Fresh back from Morocco and one of the very best and most intense trips of my life. Note to travelers: if you are considering going to Morocco and want a relaxing, do-nothing vacation, you might want to choose another destination. Sorry for the cliché, but it was an overwhelming feast for the senses. Actually, it was more like complete sensory overload. It reminded me of how much lies “in between the lines” when you are reading a travel article: all the stuff they can’t really tell you about a place like Morocco. All the things you have to experience on your own, and let shape you. A trip like this changes you.

We spent most of our time in Marrakesh, and then ended with a few days in the mountains (which reminded me in many ways of the mountains of Montana). We threw ourselves into experiencing the intensity of a different culture, the souks, the mint tea and the food (the FOOD!), the hammams, the architecture and history, the swirling, pulsing, intensity of North Africa. We’d come back to our riad in the afternoon, shut all the shades and just lay there quietly, decompressing. I love this quote from Tahir Shah, in his book The Caliph’s House, about Marrakesh: The medina there is an emporium of art and craft like no other; the narrow streets are packed through the long, dusty days with a frenzied tangle of life. There are donkey-carts piled high with pots, armies of vendors laden with brass lanterns and silver lamps, and swarms of small boys touting rough wooden toys. There are blind men soliciting alms, sunburned tourists with cameras in hand, pickpockets and undercover cops, bicycles and scooters, fortune-tellers and snake charmers, madmen and hustlers.

I’ll be sharing lots of reflections from this travel experience over the next week. But I wanted to start with what may be my favorite memory of Morocco: the Islamic call to prayer. Five times a day, the muezzins of the mosques remind Muslims of their duty, via loudspeakers. The first of these is at dawn. You might think that for Western non-Muslims, this wouldn’t fall into the fave category. Especially not the dawn one. But that one was indeed my absolute favorite, as it would pull us gently from sleep and remind us where we were, waking us up to the possibilities of the day ahead.

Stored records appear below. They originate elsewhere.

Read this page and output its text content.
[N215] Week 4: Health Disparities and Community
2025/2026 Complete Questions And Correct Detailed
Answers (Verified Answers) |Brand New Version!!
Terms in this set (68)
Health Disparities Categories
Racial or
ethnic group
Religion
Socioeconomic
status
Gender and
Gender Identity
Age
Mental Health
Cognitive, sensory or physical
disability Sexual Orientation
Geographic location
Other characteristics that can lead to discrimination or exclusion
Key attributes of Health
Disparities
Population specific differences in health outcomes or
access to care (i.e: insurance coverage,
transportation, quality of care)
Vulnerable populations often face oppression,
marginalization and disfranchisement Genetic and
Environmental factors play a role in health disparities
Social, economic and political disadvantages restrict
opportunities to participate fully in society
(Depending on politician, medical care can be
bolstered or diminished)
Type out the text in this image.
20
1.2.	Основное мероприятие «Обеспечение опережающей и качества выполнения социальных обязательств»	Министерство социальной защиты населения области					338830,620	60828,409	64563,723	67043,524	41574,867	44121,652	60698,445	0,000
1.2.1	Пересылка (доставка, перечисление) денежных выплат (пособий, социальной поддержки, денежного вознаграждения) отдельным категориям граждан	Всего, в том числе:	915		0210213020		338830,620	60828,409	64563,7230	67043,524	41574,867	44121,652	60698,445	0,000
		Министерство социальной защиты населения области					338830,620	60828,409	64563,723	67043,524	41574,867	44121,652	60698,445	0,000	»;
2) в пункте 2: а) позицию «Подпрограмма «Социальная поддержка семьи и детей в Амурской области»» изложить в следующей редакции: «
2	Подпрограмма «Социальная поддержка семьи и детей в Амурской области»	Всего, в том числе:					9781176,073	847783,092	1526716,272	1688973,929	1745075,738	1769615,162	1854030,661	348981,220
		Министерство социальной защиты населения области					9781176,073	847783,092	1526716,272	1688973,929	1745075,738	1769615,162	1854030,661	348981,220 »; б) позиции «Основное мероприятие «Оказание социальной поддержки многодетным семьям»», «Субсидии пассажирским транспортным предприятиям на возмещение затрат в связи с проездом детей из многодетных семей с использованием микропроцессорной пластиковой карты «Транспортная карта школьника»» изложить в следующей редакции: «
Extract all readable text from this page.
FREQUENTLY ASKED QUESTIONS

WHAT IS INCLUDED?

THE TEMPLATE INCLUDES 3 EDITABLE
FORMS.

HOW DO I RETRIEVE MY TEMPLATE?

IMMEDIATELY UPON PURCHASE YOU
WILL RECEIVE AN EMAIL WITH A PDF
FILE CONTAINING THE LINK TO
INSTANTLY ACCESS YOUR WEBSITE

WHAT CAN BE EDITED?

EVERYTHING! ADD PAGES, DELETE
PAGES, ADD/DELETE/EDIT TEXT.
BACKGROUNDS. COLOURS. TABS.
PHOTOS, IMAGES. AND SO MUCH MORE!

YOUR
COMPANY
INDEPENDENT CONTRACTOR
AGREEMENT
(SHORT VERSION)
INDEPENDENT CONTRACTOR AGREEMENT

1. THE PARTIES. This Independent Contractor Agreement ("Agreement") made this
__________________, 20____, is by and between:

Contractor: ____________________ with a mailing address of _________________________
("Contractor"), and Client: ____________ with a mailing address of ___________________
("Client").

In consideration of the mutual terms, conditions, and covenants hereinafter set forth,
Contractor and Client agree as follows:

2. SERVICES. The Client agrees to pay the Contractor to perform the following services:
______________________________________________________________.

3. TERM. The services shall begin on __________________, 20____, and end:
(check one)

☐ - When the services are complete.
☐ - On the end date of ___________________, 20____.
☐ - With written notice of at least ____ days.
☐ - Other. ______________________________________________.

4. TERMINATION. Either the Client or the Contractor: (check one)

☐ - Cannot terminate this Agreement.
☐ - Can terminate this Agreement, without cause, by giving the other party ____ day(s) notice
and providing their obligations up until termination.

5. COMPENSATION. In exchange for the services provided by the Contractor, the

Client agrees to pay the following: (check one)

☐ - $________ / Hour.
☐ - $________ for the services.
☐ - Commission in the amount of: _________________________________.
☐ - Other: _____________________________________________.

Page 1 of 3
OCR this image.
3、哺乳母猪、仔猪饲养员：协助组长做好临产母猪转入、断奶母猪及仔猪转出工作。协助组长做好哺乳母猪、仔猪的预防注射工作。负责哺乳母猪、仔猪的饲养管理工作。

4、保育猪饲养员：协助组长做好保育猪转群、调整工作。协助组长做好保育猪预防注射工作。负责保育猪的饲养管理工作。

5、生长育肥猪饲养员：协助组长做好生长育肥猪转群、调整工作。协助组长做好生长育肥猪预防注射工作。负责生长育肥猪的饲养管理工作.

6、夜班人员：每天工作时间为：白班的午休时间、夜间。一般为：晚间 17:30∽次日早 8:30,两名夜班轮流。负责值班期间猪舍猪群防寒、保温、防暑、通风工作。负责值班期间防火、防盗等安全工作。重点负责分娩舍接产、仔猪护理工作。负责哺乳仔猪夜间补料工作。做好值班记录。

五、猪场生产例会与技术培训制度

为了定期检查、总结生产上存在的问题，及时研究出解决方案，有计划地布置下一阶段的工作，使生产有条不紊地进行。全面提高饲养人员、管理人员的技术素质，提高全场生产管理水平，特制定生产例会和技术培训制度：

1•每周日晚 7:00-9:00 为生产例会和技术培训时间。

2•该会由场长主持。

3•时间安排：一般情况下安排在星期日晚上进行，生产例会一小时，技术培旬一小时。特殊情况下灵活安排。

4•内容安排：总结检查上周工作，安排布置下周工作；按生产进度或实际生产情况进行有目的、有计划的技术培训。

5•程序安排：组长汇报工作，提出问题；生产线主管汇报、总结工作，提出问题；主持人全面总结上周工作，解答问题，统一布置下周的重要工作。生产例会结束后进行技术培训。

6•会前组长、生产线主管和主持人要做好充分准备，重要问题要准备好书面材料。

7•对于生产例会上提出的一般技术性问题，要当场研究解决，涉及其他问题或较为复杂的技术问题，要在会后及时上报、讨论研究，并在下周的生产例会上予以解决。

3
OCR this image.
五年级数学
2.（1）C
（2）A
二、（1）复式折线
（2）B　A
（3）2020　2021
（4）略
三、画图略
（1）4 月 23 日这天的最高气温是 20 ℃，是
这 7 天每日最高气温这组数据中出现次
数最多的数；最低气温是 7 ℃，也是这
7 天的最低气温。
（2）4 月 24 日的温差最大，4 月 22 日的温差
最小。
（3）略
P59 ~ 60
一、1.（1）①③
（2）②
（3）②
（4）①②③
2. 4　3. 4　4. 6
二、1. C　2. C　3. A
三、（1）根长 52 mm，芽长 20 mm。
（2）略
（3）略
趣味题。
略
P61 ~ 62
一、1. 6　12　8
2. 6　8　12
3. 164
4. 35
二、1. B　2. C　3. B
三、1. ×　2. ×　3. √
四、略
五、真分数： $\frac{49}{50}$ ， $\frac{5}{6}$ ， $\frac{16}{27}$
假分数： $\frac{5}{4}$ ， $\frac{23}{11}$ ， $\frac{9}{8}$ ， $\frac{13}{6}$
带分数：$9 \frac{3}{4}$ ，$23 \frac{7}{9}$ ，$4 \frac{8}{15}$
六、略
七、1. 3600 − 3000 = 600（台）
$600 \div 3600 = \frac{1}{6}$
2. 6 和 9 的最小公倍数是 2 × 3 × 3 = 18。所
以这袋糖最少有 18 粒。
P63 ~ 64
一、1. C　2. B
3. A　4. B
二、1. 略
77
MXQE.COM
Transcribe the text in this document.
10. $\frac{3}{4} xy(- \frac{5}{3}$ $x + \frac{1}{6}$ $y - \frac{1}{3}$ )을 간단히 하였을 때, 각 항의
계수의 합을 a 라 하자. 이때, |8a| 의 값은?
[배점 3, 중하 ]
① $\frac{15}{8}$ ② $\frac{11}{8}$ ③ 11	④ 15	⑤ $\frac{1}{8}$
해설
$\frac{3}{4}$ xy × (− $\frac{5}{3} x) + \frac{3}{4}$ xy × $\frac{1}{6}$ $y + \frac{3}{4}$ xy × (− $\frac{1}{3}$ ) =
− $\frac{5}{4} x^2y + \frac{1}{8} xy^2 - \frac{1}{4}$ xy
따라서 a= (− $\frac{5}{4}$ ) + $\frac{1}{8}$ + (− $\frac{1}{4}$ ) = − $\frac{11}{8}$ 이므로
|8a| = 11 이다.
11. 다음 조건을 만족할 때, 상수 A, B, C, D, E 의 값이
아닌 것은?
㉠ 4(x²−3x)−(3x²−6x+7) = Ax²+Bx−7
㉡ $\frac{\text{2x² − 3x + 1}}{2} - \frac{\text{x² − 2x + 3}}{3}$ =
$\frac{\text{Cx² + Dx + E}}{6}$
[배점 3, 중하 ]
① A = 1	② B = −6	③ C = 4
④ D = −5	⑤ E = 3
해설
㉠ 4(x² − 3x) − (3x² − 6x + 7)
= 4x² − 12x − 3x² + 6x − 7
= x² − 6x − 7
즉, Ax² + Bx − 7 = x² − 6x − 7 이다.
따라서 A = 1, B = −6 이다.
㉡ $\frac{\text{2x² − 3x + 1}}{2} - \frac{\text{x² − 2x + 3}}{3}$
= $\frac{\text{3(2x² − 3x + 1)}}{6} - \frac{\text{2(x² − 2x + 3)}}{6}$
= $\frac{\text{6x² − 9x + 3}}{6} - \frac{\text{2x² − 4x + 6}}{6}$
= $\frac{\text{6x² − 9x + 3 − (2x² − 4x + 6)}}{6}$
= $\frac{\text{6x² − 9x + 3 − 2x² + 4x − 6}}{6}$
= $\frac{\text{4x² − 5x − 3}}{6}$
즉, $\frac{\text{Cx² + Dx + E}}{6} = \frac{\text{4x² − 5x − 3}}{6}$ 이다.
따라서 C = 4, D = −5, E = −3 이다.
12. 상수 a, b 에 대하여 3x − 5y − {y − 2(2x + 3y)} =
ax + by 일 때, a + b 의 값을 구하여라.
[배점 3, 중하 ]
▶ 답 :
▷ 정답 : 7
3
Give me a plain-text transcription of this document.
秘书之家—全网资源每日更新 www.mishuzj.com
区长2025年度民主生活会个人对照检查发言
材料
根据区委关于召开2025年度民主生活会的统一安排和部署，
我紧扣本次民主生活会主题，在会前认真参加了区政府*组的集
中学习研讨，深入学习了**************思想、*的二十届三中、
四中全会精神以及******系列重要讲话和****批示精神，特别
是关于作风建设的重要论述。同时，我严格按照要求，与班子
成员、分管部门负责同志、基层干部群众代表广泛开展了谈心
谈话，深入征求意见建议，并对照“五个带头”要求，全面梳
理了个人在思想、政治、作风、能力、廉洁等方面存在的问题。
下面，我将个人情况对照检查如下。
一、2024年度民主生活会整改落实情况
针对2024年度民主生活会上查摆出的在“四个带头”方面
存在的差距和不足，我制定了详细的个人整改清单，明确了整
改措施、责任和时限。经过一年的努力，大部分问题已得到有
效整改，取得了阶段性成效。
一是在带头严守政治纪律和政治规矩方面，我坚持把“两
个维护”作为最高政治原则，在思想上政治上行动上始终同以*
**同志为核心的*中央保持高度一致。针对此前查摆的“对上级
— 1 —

The call to prayer made me wonder what it would be like if we could all be reminded five times daily to pray, express gratitude, or just reflect on all the blessings in our lives. To dedicate ourselves five times each and every day to the vibration of positive energy. I’m not Muslim, but it was a reminder for me, a call to my own prayer. It’s going to be a souvenir from Morocco that I hope I can continue to do in my own way, long after the henna tattoos have faded. Namaste.